What makes supercomputers different is that they can make a huge number of interconnected calculations at the same time, rather than a consecutive list of unconnected calculations, which makes them good for running complex simulations and mining unrelated data.

For example, weather apps on smartphones are based on vast models run by research agencies on supercomputers. Financial firms can detect online fraud or cybersecurity breaches in seconds rather than days by using supercomputer models, which would take days on standard set-ups.

“Big data is a new term, but arguably the supercomputer market was the original home of big data, and Cray has been dealing with it forever,” said Steve Conway, an analyst at tech research firm IDC.

MARKET ON FIRE

The Seattle-based company, with just over 900 employees and a market value of around $940 million, has changed ownership several times but was started in 1972 by Seymour Cray, the “father of supercomputing.”

With a recent resurgence in supercomputers, Cray is garnering Wall Street’s attention. This June, it sold one of its new XC30 supercomputers to the European Centre for Medium-Range Weather Forecasts for $65 million, nabbing a contract from a long-time IBM customer.

That sort of deal is piquing investor interest. Wall Street analysts are expecting revenue of $519 million this year, up 23 percent from 2012, with a gross profit margin around 34 percent. Its shares are up 91 percent over the past 12 months while rival Silicon Graphics International Corp’s are up 90 percent. Cray is now richly valued, with a share price 36 times estimated earnings for the next 12 months, compared with 19 times for SGI.

The global market for computers costing more than $500,000 is on a tear, according to IDC, having more than doubled to $5.6 billion in 2012 from $2.7 billion in 2008.

The whole market for high-performance computing (HPC) – essentially any machine bigger than a desktop used for intense computation – is forecast to grow 7 percent a year through 2017, well ahead of the stagnant business server market.

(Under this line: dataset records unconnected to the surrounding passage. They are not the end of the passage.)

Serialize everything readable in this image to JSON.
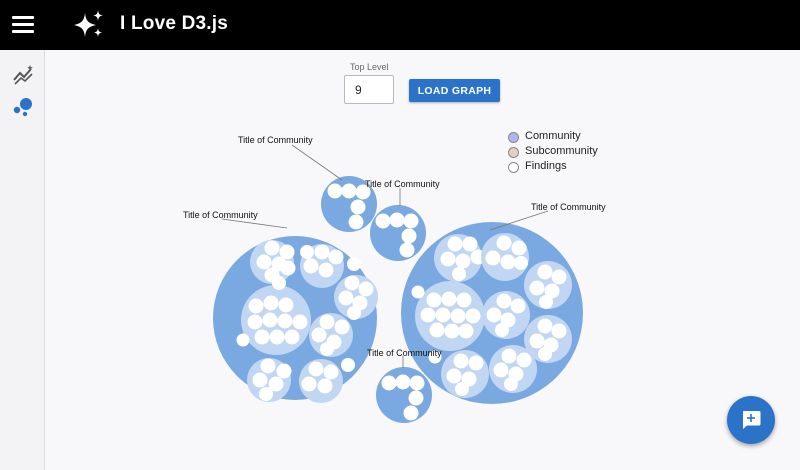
{
  "header": {
    "title": "I Love D3.js",
    "menu_icon": "hamburger-menu-icon",
    "logo_icon": "sparkle-icon"
  },
  "sidebar": {
    "items": [
      {
        "icon": "analytics-icon"
      },
      {
        "icon": "bubbles-icon",
        "color": "#2a73c9"
      }
    ]
  },
  "controls": {
    "top_level_label": "Top Level",
    "top_level_value": "9",
    "load_button_label": "LOAD GRAPH"
  },
  "legend": {
    "items": [
      {
        "label": "Community",
        "color": "#b1b4ee"
      },
      {
        "label": "Subcommunity",
        "color": "#e2cfc4"
      },
      {
        "label": "Findings",
        "color": "#ffffff"
      }
    ]
  },
  "graph": {
    "community_color": "#7aa8e0",
    "subcommunity_color": "#c0d6f2",
    "finding_color": "#ffffff",
    "labels": [
      "Title of Community",
      "Title of Community",
      "Title of Community",
      "Title of Community",
      "Title of Community"
    ]
  },
  "fab": {
    "icon": "chat-add-icon",
    "color": "#2a73c9"
  }
}
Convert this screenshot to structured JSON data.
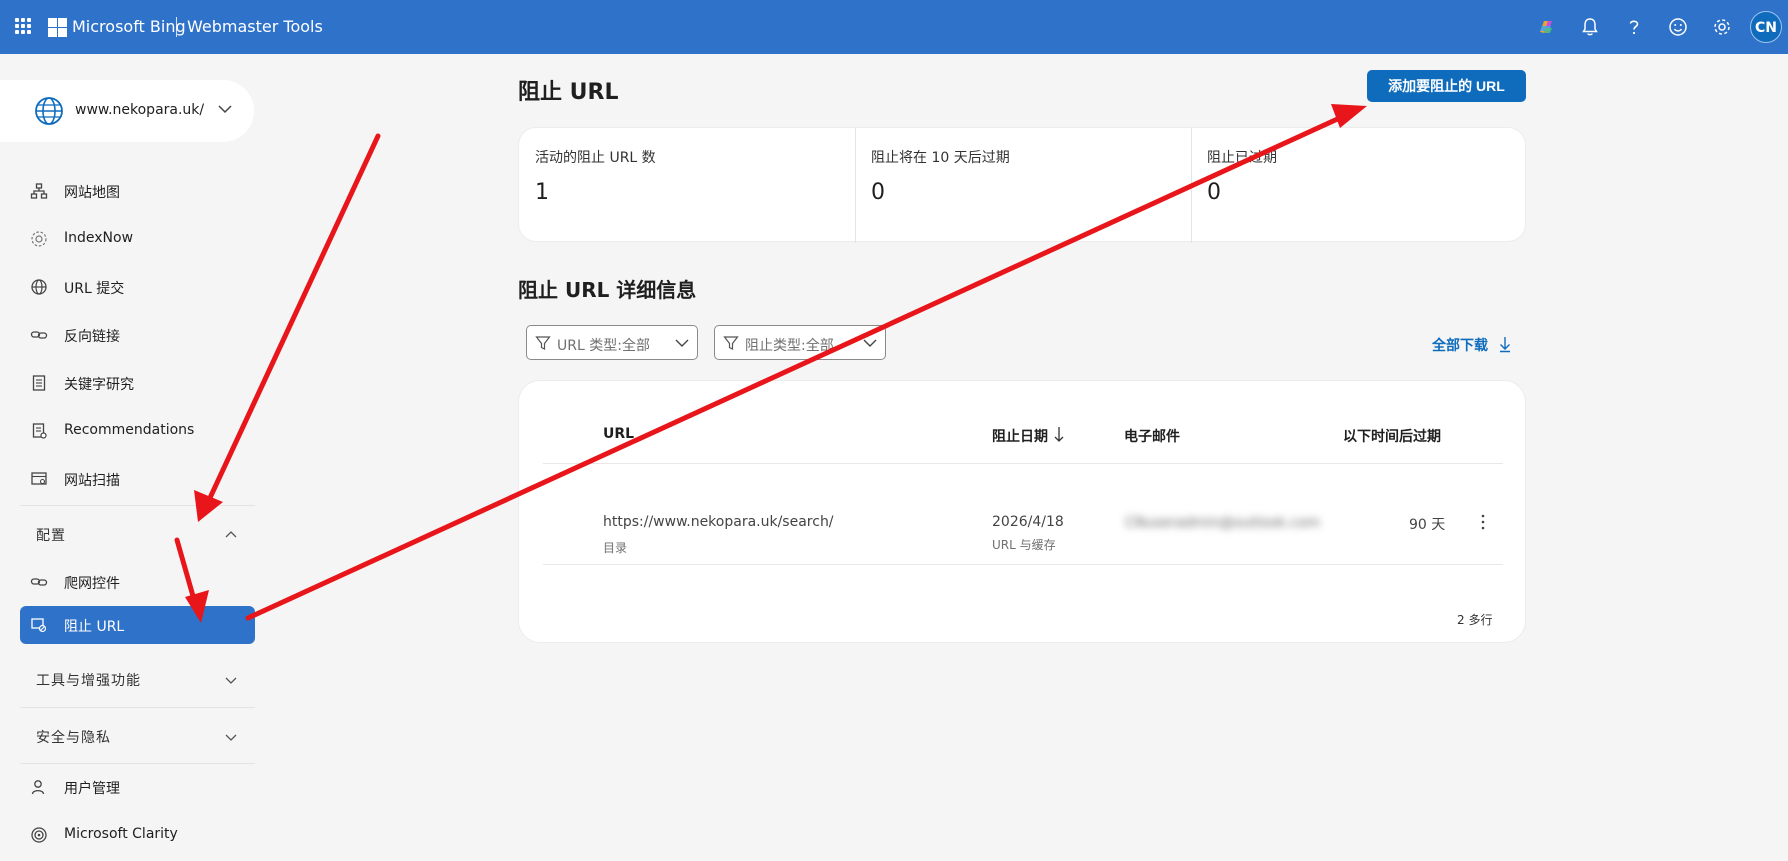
{
  "header": {
    "brand": "Microsoft Bing",
    "product": "Webmaster Tools",
    "avatar_initials": "CN",
    "icons": [
      "app-launcher-icon",
      "copilot-icon",
      "bell-icon",
      "help-icon",
      "smiley-icon",
      "gear-icon"
    ]
  },
  "sidebar": {
    "site": "www.nekopara.uk/",
    "items": [
      {
        "label": "网站地图",
        "icon": "sitemap-icon"
      },
      {
        "label": "IndexNow",
        "icon": "indexnow-icon"
      },
      {
        "label": "URL 提交",
        "icon": "globe-icon"
      },
      {
        "label": "反向链接",
        "icon": "link-icon"
      },
      {
        "label": "关键字研究",
        "icon": "document-icon"
      },
      {
        "label": "Recommendations",
        "icon": "recommendations-icon"
      },
      {
        "label": "网站扫描",
        "icon": "scan-icon"
      }
    ],
    "config_group": "配置",
    "config_items": [
      {
        "label": "爬网控件",
        "icon": "link-icon"
      },
      {
        "label": "阻止 URL",
        "icon": "block-url-icon"
      }
    ],
    "tools_group": "工具与增强功能",
    "privacy_group": "安全与隐私",
    "bottom_items": [
      {
        "label": "用户管理",
        "icon": "user-icon"
      },
      {
        "label": "Microsoft Clarity",
        "icon": "clarity-icon"
      }
    ]
  },
  "main": {
    "title": "阻止 URL",
    "add_button": "添加要阻止的 URL",
    "stats": [
      {
        "label": "活动的阻止 URL 数",
        "value": "1"
      },
      {
        "label": "阻止将在 10 天后过期",
        "value": "0"
      },
      {
        "label": "阻止已过期",
        "value": "0"
      }
    ],
    "details_title": "阻止 URL 详细信息",
    "filters": [
      {
        "label": "URL 类型:全部"
      },
      {
        "label": "阻止类型:全部"
      }
    ],
    "download_label": "全部下载",
    "table": {
      "columns": [
        "URL",
        "阻止日期",
        "电子邮件",
        "以下时间后过期"
      ],
      "rows": [
        {
          "url": "https://www.nekopara.uk/search/",
          "url_type": "目录",
          "date": "2026/4/18",
          "block_type": "URL 与缓存",
          "email": "CNuseradmin@outlook.com",
          "expires": "90 天"
        }
      ],
      "footer": "2 多行"
    }
  },
  "colors": {
    "header_bg": "#2f72c9",
    "accent": "#0f6cbd",
    "annotation_arrow": "#e8151a"
  }
}
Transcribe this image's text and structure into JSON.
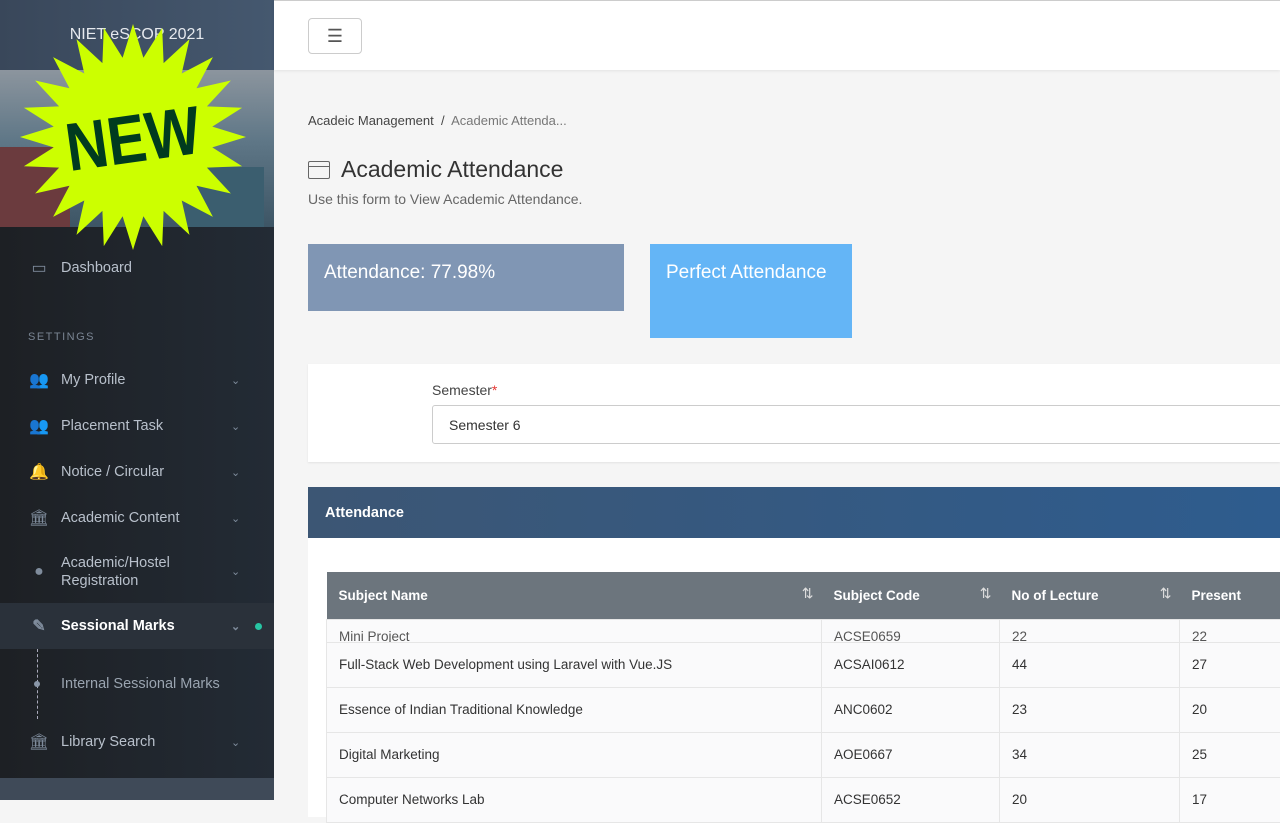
{
  "sidebar": {
    "brand": "NIET eSCOP 2021",
    "badge_text": "NEW",
    "dashboard": "Dashboard",
    "section": "SETTINGS",
    "items": [
      {
        "label": "My Profile",
        "icon": "users-icon"
      },
      {
        "label": "Placement Task",
        "icon": "users-icon"
      },
      {
        "label": "Notice / Circular",
        "icon": "bell-icon"
      },
      {
        "label": "Academic Content",
        "icon": "bank-icon"
      },
      {
        "label": "Academic/Hostel Registration",
        "icon": "user-circle-icon"
      },
      {
        "label": "Sessional Marks",
        "icon": "pencil-icon",
        "active": true
      },
      {
        "label": "Library Search",
        "icon": "bank-icon"
      }
    ],
    "sub_item": "Internal Sessional Marks"
  },
  "breadcrumb": {
    "parent": "Acadeic Management",
    "current": "Academic Attenda..."
  },
  "page": {
    "title": "Academic Attendance",
    "subtitle": "Use this form to View Academic Attendance."
  },
  "cards": {
    "attendance": "Attendance: 77.98%",
    "perfect": "Perfect Attendance"
  },
  "form": {
    "semester_label": "Semester",
    "semester_value": "Semester 6"
  },
  "table": {
    "title": "Attendance",
    "headers": [
      "Subject Name",
      "Subject Code",
      "No of Lecture",
      "Present"
    ],
    "rows": [
      [
        "Mini Project",
        "ACSE0659",
        "22",
        "22"
      ],
      [
        "Full-Stack Web Development using Laravel with Vue.JS",
        "ACSAI0612",
        "44",
        "27"
      ],
      [
        "Essence of Indian Traditional Knowledge",
        "ANC0602",
        "23",
        "20"
      ],
      [
        "Digital Marketing",
        "AOE0667",
        "34",
        "25"
      ],
      [
        "Computer Networks Lab",
        "ACSE0652",
        "20",
        "17"
      ]
    ]
  },
  "colors": {
    "accent": "#64b5f6",
    "attendance_card": "#8096b4",
    "badge": "#ccff00",
    "active_dot": "#27c5a3"
  }
}
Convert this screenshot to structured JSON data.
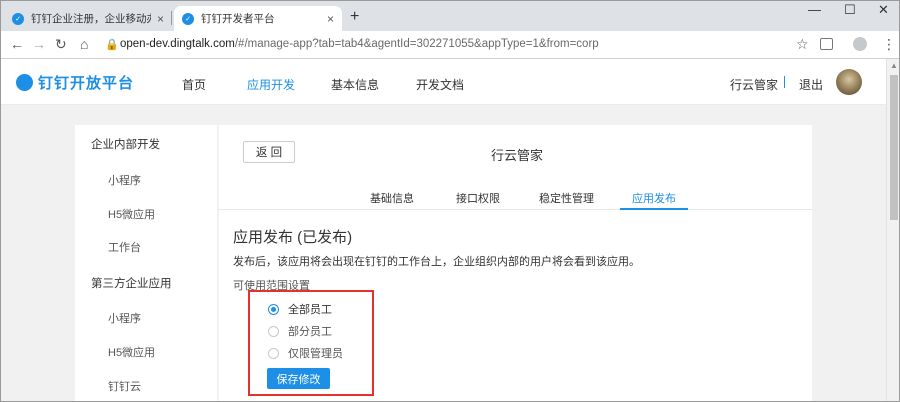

The U.S. government directly or indirectly accounted for two-thirds of Cray’s revenue last year. But the company is reaching out to new customers interested in big data. Last year it set up a new unit called YarcData – Yarc is Cray backwards – to focus on analyzing huge amounts of information and teasing out unseen patterns in a process known as graph analytics.

“Unstructured databases are becoming more prevalent, gathering raw data from everywhere,” said Cray’s Bolding. “Now you start asking very complex questions, and it starts to create links between sets of data.”

The YarcData unit is helping the U.S. government detect fraud patterns in Medicare and Medicaid payments. Private sector customers include medical research group Mayo Clinic and several financial services, life sciences and telecommunications firms, which Cray cannot name for contractual reasons.

New efforts are working and should boost revenue over time, said Sid Parakh, an analyst at fund firm McAdams Wright Ragen.

“This is not a commodity market. It takes years of experience,” said Conway at IDC. “It’s easy to build a big computer, but it’s not easy to build a big computer that works.”